0875 Plasticity of female mating behavior drives competitive exclusion of whitefly biotypes

Tuesday, November 18, 2008: 3:11 PM
Room A9, First Floor (Reno-Sparks Convention Center)
David W. Crowder , University of Arizona, Tucson, AZ
Michael Sitvarin , University of Arizona, Tucson, AZ
Yves Carriere , Department of Entomology, University of Arizona, Tucson, AZ
Reproductive interference can affect the quality and quantity of mates and offspring production, yet the effects of such competition on mating behavior and population dynamics are largely unknown. Selection could be strong for flexible mating behaviors that allow individuals to maximize their fitness under competition and avoid displacement. Here we show that females of the B biotype of the haplodiploid whitefly Bemisia tabaci respond to reproductive interference by males of the Q biotype by increasing their acceptance of copulation attempts from B males.
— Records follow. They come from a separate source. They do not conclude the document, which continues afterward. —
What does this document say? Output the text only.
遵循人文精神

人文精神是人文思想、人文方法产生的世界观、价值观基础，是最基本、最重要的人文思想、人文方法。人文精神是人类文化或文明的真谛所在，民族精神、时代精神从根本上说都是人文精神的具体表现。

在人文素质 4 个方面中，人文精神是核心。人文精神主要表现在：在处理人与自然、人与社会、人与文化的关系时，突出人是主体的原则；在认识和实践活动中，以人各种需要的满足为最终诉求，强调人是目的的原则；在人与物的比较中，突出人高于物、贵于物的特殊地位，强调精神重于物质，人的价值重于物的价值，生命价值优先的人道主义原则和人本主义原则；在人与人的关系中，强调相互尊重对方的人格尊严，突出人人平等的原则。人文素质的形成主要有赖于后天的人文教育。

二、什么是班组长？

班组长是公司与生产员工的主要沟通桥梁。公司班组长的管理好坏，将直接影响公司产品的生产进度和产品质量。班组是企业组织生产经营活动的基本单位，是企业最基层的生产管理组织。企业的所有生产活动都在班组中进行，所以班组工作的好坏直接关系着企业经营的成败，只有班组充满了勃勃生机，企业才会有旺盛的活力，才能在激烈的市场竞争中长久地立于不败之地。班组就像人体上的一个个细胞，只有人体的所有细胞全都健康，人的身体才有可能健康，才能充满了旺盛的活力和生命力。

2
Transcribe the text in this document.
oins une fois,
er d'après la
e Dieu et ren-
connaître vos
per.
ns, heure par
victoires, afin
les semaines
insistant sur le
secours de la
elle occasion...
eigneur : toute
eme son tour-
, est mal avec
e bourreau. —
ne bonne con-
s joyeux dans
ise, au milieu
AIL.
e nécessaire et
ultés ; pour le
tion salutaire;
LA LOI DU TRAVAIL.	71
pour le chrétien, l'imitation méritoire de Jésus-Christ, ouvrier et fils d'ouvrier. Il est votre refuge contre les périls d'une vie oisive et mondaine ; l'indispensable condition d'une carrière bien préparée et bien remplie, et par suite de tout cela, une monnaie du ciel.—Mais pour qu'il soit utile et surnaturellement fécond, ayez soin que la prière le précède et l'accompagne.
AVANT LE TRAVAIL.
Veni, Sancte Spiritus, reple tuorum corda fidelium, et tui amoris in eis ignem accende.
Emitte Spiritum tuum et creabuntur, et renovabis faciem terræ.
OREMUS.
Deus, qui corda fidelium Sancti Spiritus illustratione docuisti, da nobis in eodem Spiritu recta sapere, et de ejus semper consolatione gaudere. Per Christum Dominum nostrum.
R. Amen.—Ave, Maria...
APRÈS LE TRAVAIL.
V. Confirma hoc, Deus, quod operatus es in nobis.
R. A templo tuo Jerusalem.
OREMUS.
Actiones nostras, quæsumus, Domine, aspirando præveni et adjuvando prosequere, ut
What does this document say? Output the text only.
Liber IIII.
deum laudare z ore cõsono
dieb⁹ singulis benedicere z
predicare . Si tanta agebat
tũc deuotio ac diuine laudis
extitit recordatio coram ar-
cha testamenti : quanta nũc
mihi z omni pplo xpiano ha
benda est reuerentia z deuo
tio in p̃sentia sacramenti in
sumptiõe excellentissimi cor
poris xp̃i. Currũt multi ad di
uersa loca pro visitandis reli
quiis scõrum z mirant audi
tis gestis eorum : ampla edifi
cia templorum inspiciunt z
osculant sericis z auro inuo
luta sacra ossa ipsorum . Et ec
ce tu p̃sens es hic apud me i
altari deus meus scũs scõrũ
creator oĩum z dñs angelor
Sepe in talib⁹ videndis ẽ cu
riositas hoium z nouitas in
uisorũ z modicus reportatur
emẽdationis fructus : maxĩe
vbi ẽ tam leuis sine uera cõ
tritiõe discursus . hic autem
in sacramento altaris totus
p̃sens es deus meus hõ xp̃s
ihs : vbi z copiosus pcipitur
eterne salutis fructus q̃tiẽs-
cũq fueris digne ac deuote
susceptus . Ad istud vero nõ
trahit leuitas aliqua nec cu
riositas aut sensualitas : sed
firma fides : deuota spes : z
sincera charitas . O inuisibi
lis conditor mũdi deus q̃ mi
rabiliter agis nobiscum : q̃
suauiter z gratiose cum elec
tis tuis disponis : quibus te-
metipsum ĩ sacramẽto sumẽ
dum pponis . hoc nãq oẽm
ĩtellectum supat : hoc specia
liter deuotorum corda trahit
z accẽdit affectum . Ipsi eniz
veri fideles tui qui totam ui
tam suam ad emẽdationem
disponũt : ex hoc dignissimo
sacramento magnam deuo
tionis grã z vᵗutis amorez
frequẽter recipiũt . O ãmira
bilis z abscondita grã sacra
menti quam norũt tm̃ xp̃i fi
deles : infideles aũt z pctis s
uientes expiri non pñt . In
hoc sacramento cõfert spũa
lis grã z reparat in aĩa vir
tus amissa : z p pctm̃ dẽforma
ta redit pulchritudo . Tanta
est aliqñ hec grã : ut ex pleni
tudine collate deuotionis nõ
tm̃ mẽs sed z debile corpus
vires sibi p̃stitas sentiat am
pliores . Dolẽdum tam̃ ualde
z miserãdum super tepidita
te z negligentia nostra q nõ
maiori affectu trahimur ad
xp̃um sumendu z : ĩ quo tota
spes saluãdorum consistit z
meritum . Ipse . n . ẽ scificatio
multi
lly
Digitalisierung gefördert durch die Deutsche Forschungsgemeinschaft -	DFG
This flexible mating behavior contributes to the maintenance of a constant sex ratio despite reproductive interference competition. In contrast, Q females have invariant mating behavior and unstable sex ratio in the presence of reproductive interference from B males. Simulation models incorporating behavioral and life-history data indicate that plasticity in mating behavior and sex ratio of B females is a key determinant of the widespread success of this biotype in displacing competing biotypes. As many haplodiploid species are comprised of biotypes, these findings suggest that plasticity in mating behavior and sex ratio could drive competitive exclusion and affect community structure in many species when previously allopatric biotypes are introduced to the same environment.